Branched polymers and hyperplane arrangements

TL;DR

This paper extends the concept of branched polymers to arbitrary hyperplane arrangements, linking their configuration space volume to the characteristic polynomial and connecting topological properties to algebraic structures.

Contribution

It generalizes the construction of branched polymers to any hyperplane arrangement and relates their volume to the characteristic polynomial, also exploring cohomology and algebraic structures.

Findings

Volume of connected branched polymers equals the characteristic polynomial at 0.

Introduces q-volume for non-connected polymers via the characteristic polynomial at -q.
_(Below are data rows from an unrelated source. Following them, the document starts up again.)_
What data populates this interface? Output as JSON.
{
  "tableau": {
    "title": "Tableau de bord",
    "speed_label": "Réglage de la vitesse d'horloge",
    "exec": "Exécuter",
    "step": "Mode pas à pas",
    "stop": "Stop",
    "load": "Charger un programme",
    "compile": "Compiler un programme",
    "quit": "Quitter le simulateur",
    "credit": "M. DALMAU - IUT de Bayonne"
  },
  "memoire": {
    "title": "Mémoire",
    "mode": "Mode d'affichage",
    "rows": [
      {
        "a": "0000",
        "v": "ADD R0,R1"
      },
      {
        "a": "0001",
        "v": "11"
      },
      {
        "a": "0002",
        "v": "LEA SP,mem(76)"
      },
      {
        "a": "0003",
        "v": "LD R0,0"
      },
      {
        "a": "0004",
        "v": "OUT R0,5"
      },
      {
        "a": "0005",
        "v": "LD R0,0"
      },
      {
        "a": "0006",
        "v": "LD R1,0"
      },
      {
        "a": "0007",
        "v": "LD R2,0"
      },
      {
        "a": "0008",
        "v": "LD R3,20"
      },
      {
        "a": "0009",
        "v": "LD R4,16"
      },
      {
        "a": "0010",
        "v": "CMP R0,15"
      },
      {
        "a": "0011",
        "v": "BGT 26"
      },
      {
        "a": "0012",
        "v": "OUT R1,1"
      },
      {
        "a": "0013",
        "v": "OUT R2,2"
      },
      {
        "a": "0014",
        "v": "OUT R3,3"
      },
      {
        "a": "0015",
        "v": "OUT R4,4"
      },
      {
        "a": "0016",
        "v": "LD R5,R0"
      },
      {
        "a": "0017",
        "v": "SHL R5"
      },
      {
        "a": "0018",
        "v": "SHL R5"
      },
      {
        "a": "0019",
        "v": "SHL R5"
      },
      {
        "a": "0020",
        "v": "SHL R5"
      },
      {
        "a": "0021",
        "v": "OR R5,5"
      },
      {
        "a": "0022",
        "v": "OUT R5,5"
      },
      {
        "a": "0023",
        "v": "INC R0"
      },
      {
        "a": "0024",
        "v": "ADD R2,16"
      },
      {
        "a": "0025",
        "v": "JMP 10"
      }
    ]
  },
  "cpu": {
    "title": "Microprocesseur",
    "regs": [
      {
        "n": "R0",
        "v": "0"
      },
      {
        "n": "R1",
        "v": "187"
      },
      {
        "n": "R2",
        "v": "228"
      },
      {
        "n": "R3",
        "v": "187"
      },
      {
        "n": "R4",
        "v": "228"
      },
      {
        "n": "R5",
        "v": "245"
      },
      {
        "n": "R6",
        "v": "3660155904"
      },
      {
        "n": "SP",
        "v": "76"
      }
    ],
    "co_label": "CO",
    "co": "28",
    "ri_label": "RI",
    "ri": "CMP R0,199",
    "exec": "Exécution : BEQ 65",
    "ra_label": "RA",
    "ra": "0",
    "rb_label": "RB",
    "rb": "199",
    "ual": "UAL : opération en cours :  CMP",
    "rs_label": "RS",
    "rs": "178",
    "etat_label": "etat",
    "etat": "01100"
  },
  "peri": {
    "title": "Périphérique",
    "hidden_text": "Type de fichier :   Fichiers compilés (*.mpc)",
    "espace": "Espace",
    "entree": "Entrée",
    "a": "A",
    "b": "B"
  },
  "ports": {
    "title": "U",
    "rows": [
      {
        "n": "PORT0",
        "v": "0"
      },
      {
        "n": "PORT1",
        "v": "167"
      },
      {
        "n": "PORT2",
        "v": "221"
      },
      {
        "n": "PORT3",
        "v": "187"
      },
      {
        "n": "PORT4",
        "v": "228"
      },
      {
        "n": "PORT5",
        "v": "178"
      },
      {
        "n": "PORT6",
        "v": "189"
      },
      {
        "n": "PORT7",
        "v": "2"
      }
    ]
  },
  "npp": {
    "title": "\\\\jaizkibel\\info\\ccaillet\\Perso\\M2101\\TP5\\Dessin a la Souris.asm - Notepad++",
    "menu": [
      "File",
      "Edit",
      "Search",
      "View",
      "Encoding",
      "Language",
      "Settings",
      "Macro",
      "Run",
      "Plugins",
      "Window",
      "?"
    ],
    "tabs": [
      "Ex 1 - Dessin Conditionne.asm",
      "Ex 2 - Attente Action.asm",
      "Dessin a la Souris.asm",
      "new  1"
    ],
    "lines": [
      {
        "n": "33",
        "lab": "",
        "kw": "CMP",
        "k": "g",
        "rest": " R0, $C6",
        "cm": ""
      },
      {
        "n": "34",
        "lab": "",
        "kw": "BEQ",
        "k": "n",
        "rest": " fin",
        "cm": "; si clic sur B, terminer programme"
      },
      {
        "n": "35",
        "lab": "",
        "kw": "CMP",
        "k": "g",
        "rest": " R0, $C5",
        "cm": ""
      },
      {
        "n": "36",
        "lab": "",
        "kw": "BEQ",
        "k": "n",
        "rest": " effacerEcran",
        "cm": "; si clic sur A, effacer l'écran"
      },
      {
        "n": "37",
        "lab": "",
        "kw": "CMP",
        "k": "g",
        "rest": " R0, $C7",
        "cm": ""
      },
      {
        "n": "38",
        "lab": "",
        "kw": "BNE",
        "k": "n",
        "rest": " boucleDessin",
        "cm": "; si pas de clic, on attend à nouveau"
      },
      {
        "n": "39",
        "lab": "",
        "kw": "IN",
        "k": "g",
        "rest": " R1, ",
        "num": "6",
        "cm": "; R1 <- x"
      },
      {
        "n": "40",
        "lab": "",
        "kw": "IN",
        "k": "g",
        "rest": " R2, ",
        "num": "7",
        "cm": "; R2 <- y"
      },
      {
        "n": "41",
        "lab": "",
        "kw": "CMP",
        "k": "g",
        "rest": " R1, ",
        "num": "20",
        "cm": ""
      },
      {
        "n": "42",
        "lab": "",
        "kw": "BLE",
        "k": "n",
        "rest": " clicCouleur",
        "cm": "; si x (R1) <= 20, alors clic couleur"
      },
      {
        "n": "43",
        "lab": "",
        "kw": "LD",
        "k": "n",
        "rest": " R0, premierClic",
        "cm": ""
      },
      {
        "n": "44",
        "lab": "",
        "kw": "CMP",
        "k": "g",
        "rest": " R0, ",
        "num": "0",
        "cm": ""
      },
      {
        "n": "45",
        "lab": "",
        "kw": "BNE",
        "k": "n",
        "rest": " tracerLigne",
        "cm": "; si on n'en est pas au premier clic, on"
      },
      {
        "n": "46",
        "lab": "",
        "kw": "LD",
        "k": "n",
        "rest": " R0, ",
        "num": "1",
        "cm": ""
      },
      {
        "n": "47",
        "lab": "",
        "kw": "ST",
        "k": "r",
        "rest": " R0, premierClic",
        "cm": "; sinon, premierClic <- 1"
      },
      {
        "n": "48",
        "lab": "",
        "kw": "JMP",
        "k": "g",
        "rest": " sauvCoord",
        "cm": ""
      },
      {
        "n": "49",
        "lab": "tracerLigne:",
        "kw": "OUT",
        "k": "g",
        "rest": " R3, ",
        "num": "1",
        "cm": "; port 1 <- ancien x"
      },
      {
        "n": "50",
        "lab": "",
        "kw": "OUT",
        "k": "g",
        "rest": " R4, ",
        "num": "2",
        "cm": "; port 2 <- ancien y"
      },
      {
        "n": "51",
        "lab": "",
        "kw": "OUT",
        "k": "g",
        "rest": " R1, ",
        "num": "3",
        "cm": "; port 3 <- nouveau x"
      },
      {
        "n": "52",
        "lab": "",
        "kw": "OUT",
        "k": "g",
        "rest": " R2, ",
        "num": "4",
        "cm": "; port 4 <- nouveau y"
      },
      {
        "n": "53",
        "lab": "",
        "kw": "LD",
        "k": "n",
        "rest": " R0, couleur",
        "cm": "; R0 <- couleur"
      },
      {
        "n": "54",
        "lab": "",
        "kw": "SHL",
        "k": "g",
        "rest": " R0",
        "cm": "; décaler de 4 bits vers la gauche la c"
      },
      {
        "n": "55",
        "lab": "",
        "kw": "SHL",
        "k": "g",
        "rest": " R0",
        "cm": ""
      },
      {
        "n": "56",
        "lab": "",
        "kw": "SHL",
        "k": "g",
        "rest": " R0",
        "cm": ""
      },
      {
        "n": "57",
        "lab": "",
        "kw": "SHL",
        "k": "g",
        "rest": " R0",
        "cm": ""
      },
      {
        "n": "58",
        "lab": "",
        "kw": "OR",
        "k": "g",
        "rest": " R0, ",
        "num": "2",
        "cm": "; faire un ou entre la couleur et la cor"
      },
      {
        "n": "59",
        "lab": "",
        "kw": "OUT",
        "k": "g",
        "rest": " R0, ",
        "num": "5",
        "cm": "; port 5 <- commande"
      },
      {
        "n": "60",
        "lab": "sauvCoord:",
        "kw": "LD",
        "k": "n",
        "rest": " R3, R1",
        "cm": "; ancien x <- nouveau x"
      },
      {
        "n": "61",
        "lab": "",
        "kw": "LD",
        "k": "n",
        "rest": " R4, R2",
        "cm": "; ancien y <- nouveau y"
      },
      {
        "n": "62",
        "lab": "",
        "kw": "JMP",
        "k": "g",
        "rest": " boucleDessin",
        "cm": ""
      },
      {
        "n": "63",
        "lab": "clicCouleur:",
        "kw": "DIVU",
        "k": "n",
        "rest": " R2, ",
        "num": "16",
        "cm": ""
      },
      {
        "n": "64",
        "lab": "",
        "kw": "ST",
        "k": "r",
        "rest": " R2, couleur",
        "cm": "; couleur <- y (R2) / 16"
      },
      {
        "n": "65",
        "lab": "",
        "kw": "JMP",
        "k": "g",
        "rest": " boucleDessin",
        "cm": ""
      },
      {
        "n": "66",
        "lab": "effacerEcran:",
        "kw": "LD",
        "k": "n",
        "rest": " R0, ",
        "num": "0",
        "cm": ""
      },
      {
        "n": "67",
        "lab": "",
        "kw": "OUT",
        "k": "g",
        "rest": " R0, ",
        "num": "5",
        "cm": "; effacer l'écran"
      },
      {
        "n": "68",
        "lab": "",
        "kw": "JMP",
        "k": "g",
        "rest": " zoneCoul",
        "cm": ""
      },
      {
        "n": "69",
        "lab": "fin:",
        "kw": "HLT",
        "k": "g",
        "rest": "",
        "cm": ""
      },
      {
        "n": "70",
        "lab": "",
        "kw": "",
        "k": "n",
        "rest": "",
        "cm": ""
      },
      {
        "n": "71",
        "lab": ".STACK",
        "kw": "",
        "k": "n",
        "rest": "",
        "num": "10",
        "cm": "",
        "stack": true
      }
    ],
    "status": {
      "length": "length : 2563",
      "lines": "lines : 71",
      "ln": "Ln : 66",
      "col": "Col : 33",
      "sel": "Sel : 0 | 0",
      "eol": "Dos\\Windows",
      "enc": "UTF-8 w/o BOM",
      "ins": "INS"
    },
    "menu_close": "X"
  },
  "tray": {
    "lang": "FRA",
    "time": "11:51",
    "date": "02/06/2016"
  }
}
Shows the cohomology ring is isomorphic to the Orlik-Solomon algebra.

Abstract

We generalize the construction of connected branched polymers and the notion of the volume of the space of connected branched polymers studied by Brydges and Imbrie, and Kenyon and Winkler to any hyperplane arrangement A. The volume of the resulting configuration space of connected branched polymers associated to the hyperplane arrangement A is expressed through the value of the characteristic polynomial of A at 0. We give a more general definition of the space of branched polymers, where we do not require connectivity, and introduce the notion of q-volume for it, which is expressed through the value of the characteristic polynomial of A at -q. Finally, we relate the volume of the space of branched polymers to broken circuits and show that the cohomology ring of the space of branched polymers is isomorphic to the Orlik-Solomon algebra.